When I first inherited these adorable little soup crocks from my sister I knew the perfect use for them: French Onion Soup. Of course that was the middle of the summer and so they were put away in the back of the hutch and almost forgotten. But when my favorite new cookbook author’s recipe for my favorite soup popped up on Facebook I knew that it was time to stop settling for the restaurant version and make my own. So here is the first of 12 new items I’m going to attempt this year!
French Onion soup is delicious for many reasons: It’s full of flavor with minimal ingredients, it is affordable to make, it’s topped with bread smothered in cheese, and it fulfills the greatest thing about soup which is hours of stirring, adding, adjusting, and simmering – all with an end product that was well worth the time. So, with Snowmageddon on the horizon, pull out those onions hiding deep in your pantry, pour a glass of wine, and set aside the afternoon. It will be therapeutic to stir in the way risotto can be and dinner will warm you up to your toes.

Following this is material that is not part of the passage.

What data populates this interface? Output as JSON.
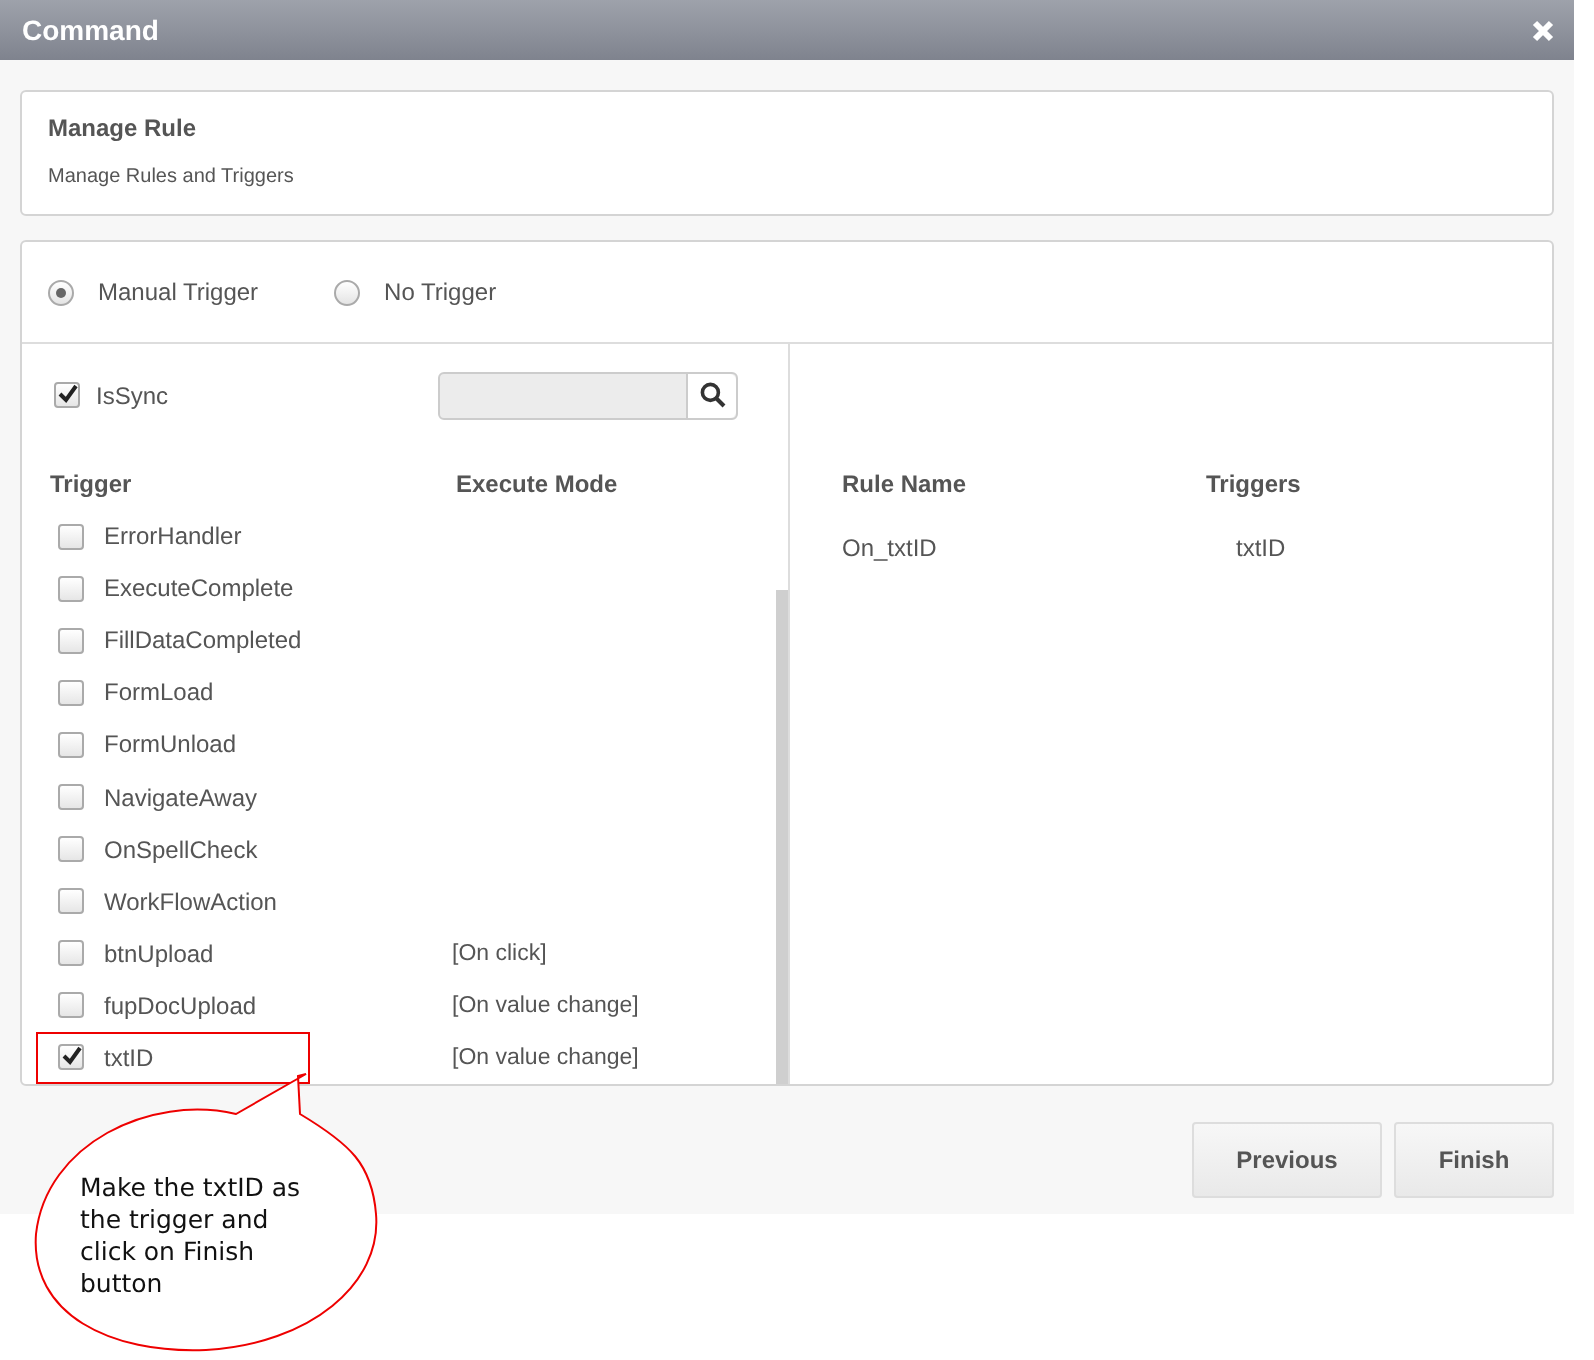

I followed this recipe step by step – only leaving out the Brandy/Cognac and didn’t miss it. The one tip I have is don’t OVER stir the onions. I was giving them a good stir every 30 seconds or so, and really you are okay to wait a minute or two. They need to start to get a little crisp because that good browning will speed up the caramelization. Since I over-stirred it took closer to an hour for mine to finish. If you aren’t as hyper-vigilant as me it will be closer to the 30-40 minutes Deb promises. Also I used all Parmesan because Swiss is the one cheese I can’t stand :)
Hope your snowed in weekend is fun and full of delicious crocks of soup!